Santa’s shutdown: In Beirut, crisis kills Christmas spirit – Times of India

Beirut: Beirut in December What was once a shopping event, where a day-long traffic jam kept the streets lit with Christmas lights and building-shaped billboards advertising champagne and ornaments.
Barely two years into the brutal economic collapse, the lights have gone out on Beirut’s business day and a lack of electricity has left the city’s streets gloomy.
This year, roadside billboards tell a different, more frugal story: one that depicts the worst financial crisis ever in the once free-spending Middle Eastern country.
Steel safes, banknote counters, discounts on money transfers – the offers placed on bridges connecting the main highway in Beirut are not your typical Christmas delight.
“Sales of safes and safes have increased by 35 to 50 percent since the start of the economic crisis in 2019,” a sales representative for SmartSecurity LB, one of Lebanon’s main retailers, told AFP.
Alarm and CCTV systems are also selling like hot cakes.
A lack of confidence in banks, widely blamed for the worst financial crisis in Lebanese history, has pushed up an estimated $10 billion in cash flows into Lebanese households.
“We are at minus 90 percent compared to pre-2019 crisis levels,” said Antonio Vincenty, President of Picasso Out-of-Home Advertising Company, a market leader in Lebanon.
Banks, whose campaigns were once ubiquitous on their billboards, have gone bankrupt, sometimes replaced by money transfer companies that offer to funnel the expatriate’s precious dollars into the country.
,digital Screens stay off, mostly because of problems with the power supply,” said Vincenty.
The government provides barely two hours of electricity and the cost of powering the screens with the new non-subsidised diesel will exceed the income of the customers.
In Beirut’s long deserted downtown area, where luxury brands used to be concentrated, an apologetic Christmas sign still glows at night with the words: “Despite it all”.
On Hamra, a main street in central Beirut, little is left of the High Street for Christmas shopping and the mood echoes the popular hashtag “Santa Bala Shanta” (Santa without the sack).
Municipality budgets can’t keep the traffic lights on, let alone the miles of string lights that lined the road throughout December.
Even Wham’s usually inevitable seasonal hit “Last Christmas” is nowhere to be heard, perhaps a relief to some, but a sure sign that something has changed.
On shop windows, Christmas sale posters are outnumbered by “We’re Closed” signs—and beggars have replaced Santa impersonators on the street outside.
The busiest shops are the forex booths, which now offer free black plastic bags in which to draw out the constant depreciation of the Lebanese pound.
According to the United Nations income limit of $2 per day, four out of five Lebanese are now considered poor.

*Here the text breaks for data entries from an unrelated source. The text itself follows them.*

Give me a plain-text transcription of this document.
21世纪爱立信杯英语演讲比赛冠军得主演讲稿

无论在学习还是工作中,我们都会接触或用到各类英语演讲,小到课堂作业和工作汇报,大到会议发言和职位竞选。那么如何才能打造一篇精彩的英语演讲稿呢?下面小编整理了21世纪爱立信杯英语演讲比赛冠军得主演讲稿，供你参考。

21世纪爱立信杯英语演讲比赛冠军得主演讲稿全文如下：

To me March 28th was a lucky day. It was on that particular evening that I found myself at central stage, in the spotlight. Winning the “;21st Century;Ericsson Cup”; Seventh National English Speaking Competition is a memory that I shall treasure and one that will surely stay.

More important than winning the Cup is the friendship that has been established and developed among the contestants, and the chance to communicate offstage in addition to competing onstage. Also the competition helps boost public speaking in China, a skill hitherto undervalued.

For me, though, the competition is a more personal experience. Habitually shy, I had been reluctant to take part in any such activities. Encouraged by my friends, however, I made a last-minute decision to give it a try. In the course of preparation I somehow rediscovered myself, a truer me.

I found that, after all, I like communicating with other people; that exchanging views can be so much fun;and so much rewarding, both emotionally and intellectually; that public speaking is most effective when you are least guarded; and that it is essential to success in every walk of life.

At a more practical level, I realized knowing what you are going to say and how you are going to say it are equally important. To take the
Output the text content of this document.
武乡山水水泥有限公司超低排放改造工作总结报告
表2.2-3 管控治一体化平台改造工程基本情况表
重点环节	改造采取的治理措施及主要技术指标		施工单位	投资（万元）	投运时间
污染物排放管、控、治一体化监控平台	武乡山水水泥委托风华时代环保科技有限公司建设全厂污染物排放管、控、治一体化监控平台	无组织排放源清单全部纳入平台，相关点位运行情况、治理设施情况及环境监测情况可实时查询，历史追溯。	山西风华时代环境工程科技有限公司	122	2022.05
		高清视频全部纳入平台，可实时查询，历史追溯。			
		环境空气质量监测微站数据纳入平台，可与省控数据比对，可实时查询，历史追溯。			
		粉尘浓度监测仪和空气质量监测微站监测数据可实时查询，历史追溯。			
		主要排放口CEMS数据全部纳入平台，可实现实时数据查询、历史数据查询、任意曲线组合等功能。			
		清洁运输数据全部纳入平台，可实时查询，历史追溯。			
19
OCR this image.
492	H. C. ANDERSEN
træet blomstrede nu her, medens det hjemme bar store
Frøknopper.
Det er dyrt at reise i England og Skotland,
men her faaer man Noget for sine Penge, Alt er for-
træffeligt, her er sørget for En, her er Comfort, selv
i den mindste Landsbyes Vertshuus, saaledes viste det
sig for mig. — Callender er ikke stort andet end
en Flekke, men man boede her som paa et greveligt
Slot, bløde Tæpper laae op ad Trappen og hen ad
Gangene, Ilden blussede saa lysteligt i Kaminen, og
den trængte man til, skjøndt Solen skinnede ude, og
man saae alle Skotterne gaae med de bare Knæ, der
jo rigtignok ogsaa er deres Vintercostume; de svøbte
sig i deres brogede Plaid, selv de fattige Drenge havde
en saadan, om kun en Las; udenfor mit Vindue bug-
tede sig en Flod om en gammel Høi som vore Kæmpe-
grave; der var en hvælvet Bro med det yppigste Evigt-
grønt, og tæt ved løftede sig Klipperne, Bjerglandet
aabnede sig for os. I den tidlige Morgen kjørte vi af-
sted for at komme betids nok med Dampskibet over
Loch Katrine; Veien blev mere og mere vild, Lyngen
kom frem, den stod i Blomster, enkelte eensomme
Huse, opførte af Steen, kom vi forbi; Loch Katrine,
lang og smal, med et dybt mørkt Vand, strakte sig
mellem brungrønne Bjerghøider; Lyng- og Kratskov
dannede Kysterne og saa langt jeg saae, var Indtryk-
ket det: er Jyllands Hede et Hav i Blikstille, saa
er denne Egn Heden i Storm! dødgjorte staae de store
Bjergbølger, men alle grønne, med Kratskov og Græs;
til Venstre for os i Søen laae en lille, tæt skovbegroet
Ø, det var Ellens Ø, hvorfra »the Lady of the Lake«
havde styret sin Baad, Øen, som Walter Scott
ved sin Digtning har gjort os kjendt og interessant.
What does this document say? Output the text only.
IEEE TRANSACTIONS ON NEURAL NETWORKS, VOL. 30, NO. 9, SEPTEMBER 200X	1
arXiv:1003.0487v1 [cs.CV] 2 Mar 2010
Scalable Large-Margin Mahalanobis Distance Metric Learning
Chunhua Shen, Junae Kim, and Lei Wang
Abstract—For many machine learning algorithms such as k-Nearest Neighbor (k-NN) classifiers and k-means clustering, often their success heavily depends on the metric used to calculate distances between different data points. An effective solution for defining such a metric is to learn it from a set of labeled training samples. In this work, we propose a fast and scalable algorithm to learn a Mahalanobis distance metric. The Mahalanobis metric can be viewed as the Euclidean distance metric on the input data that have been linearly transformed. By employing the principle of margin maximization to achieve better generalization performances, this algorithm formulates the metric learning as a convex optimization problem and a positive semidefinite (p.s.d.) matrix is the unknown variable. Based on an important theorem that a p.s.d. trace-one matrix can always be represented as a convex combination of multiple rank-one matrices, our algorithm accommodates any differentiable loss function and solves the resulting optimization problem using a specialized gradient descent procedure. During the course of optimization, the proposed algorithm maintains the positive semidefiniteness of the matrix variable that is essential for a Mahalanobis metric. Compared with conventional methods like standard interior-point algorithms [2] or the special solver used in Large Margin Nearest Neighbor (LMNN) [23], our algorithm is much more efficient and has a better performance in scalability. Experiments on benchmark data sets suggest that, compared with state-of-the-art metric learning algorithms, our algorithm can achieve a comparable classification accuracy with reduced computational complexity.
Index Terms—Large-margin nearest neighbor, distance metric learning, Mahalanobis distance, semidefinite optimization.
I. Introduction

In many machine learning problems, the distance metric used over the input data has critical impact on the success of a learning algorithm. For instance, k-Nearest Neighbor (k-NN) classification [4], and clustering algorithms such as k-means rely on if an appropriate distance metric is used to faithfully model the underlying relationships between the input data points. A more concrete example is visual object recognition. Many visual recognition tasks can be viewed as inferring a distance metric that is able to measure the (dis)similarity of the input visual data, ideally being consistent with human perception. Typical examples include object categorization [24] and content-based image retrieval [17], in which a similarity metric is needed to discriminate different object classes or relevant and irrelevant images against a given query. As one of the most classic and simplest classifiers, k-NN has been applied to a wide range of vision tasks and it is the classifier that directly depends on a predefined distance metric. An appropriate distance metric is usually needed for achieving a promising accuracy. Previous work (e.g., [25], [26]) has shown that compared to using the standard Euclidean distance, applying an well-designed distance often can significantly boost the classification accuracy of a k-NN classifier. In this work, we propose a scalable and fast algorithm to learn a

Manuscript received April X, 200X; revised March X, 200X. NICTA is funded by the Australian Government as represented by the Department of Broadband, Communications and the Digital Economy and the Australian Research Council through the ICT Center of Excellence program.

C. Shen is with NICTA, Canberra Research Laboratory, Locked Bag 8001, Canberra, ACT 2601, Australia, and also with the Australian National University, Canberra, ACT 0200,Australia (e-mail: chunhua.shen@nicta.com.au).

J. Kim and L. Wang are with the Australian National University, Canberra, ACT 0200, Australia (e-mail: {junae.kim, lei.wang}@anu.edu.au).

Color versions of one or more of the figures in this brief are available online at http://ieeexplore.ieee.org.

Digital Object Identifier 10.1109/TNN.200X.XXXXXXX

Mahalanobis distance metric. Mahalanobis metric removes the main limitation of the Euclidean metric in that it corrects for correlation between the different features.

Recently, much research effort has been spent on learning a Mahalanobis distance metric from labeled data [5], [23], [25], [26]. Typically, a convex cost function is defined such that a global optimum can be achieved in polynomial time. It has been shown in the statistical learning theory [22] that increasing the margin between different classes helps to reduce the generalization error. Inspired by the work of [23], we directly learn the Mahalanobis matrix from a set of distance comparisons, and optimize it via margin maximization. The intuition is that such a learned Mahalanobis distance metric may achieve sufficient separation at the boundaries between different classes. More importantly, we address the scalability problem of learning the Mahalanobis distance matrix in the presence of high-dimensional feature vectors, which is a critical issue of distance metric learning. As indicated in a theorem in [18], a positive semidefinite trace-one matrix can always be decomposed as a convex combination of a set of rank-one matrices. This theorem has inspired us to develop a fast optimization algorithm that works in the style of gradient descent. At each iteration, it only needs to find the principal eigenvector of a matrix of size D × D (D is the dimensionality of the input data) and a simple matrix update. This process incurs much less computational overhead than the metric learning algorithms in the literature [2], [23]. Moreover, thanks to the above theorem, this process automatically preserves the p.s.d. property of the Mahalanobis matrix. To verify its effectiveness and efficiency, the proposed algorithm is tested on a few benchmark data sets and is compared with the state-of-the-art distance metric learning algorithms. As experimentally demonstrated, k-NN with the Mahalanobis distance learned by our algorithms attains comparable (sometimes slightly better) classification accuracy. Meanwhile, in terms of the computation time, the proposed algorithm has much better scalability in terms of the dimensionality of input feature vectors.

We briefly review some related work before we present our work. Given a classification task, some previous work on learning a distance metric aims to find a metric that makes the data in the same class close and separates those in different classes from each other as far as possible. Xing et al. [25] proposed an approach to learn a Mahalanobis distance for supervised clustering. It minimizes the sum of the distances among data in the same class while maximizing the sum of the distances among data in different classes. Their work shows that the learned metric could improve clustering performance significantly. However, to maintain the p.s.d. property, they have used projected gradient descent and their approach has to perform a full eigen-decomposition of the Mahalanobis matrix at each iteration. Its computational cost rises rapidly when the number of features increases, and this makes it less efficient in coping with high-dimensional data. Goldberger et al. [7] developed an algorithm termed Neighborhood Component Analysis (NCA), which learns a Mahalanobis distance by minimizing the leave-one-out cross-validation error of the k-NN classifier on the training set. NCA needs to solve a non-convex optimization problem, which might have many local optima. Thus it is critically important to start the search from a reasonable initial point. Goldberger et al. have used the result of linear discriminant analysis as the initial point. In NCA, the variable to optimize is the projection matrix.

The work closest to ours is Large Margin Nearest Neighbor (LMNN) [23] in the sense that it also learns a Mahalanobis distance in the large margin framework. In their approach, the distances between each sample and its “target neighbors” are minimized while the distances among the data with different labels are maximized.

In a supermarket in an upscale neighborhood of the capital, half a bottle of the cheapest champagne costs 900,000 Lebanese pounds, well above the minimum monthly wage, which now costs less than $25 on the black market.
In years past, giant pyramids of panettones and Christmas hampers overflowed with foie gras and cognacs obstructed the aisles.
“There’s an offer on detergent this year! Buy one, get one free,” laughed Christine Credy as she pushed her empty trolley past the welcome displays and into the silent store.
“I think this is an opportunity to focus on the real meaning of Christmas, but I have to admit that I used to enjoy Christmas shopping,” said the 49-year-old.
“However now in Lebanon it is the same thing: whether it is Christmas or any other day, there is no happiness left.”